God is everywhere, the catechism says, my son says, now, years later. It was once a divinity we carried on the poles, with his balls gone pistonless, no more a god to his woman. His image rolled red on the canvas, burned through the handles of the litter as secret as electricity; Spick shooting himself into us, Godhead shooting signs

up shafts of wood.

Lugging God on sticks and canvas is frightening. We felt this. Jesus! We screamed, have You let go of this god? Do You fill him up making him burn our hands? He wanders now for times, rolling himself together, womanless, childless, a journey in dark trees, among leaves, in jungles, to get near You.

God seeking God at the intercept of shrapnel, the tearing down and lifting up by our hands, God in the cement of death. Oh, gunmen, it’s the dying not the killing you must speak of. This day is theirs, not ours, belongs to the gods of the dead, of the Spick we carried to his dying and all his brothers, none of them here among us.

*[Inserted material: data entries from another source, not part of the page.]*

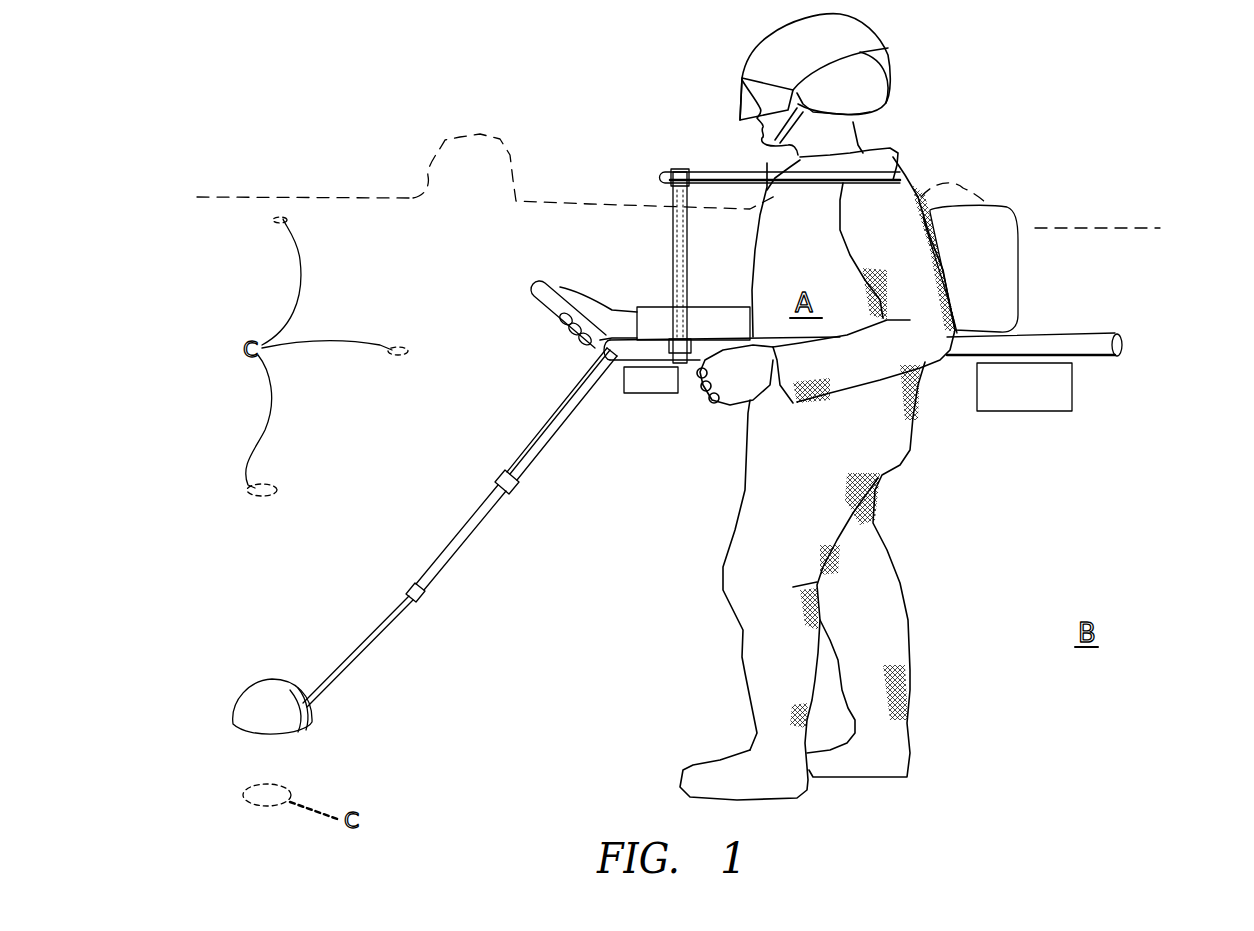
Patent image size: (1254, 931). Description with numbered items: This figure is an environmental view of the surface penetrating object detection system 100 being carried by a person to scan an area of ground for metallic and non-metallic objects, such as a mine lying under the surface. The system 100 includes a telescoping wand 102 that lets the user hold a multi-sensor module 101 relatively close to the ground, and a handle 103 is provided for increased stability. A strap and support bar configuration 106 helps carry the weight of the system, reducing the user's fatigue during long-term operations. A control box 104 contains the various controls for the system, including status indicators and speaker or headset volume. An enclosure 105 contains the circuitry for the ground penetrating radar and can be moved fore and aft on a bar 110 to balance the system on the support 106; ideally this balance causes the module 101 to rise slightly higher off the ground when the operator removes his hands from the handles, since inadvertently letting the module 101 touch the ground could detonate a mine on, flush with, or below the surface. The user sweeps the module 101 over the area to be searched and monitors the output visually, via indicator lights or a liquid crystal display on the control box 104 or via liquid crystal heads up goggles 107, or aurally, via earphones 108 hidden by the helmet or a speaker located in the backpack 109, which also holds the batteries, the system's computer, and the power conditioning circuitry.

The surface penetrating object detection system 100 is at (480, 150).
The multi-sensor module 101 is at (313, 727).
The telescoping wand 102 is at (455, 556).
The handle 103 is at (550, 290).
The control box 104 is at (642, 388).
The enclosure 105 is at (1047, 403).
The strap and support bar configuration 106 is at (674, 170).
The liquid crystal heads up goggles 107 is at (885, 50).
The earphones 108 is at (892, 83).
The backpack 109 is at (1000, 273).
The bar 110 is at (1098, 337).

Drink, gunmen, one to the Spick and grave’s companions, jungle flights they are in to match their god with God.

And think, gunmen, who among us have the longest journey among leaves, in darkness, through the spiders of trees, now.

Tom Sheehan

Image: Tdorante10 / CC BY-SA (https://creativecommons.org/licenses/by-sa/4.0)

The New Jersey Korean War Veterans Memorial at the south end of Brighton Park, at Park Place / South Ohio Avenue and the boardwalk in Atlantic City, New Jersey. The memorial was constructed in the year 2000.

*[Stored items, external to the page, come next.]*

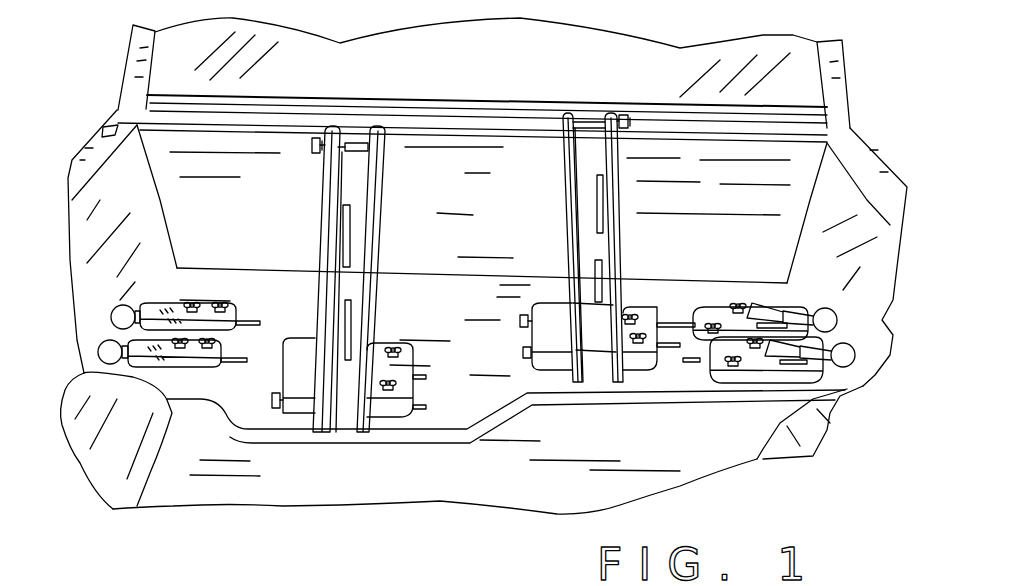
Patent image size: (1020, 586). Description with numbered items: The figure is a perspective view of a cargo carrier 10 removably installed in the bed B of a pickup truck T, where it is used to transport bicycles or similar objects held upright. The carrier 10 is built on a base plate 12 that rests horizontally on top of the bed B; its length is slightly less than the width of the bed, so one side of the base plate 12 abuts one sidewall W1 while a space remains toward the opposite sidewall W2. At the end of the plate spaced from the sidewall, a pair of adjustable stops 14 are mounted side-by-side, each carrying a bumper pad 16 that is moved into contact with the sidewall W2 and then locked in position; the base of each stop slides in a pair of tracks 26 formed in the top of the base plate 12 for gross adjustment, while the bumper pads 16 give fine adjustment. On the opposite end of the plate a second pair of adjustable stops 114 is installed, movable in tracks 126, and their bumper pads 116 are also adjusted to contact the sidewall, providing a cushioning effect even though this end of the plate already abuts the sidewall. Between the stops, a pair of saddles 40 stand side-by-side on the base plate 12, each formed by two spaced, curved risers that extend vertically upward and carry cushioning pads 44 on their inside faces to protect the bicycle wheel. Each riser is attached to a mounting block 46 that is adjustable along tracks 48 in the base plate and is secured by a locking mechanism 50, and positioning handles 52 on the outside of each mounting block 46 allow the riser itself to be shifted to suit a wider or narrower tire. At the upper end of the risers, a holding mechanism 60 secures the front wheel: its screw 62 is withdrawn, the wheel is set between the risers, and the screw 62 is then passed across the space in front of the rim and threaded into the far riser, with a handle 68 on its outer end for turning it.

The cargo carrier 10 is at (496, 456).
The base plate 12 is at (236, 434).
The adjustable stops 14 is at (719, 308).
The bumper pad 16 is at (858, 355).
The tracks 26 is at (683, 322).
The saddles 40 is at (320, 212).
The cushioning pads 44 is at (352, 310).
The mounting block 46 is at (305, 418).
The tracks 48 is at (427, 382).
The locking mechanism 50 is at (403, 335).
The positioning handles 52 is at (407, 347).
The holding mechanism 60 is at (355, 168).
The screw 62 is at (354, 142).
The handle 68 is at (312, 147).
The adjustable stops 114 is at (233, 313).
The bumper pads 116 is at (99, 352).
The tracks 126 is at (240, 357).
The pickup truck T is at (112, 110).
The sidewall W1 is at (108, 241).
The sidewall W2 is at (830, 218).
The bed B is at (480, 326).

3 thoughts on “Once Screamed to Drunks at the Vets Bar, Memorial Day Evening by Tom Sheehan”

  1. Hi Tom,
    I think I will need to go back to this a couple of times but the good thing is I want to.
    I did a double take on the line about their God and God. I think that’s clever as it depends on who is saying it. But it means the same regarding belief.
    It must be a strange relationship between someone who is religious and their God whilst in a war. And on the other-hand how many sceptics would cling on to some hope and find faith? Has anybody who hasn’t been in that situation any right to question or disagree with those who have?
    I think even though this is more lyrical than story, the message on war and killing is very strong.
    You nail this type of story with experienced observation Tom!!
    Excellent!
    Hugh

    Liked by 1 person

  2. Intriguing…Memory and its associations..
    experience and outside and inside the self
    …heroes in mirrors only you see into… trying to communicate what was felt and known.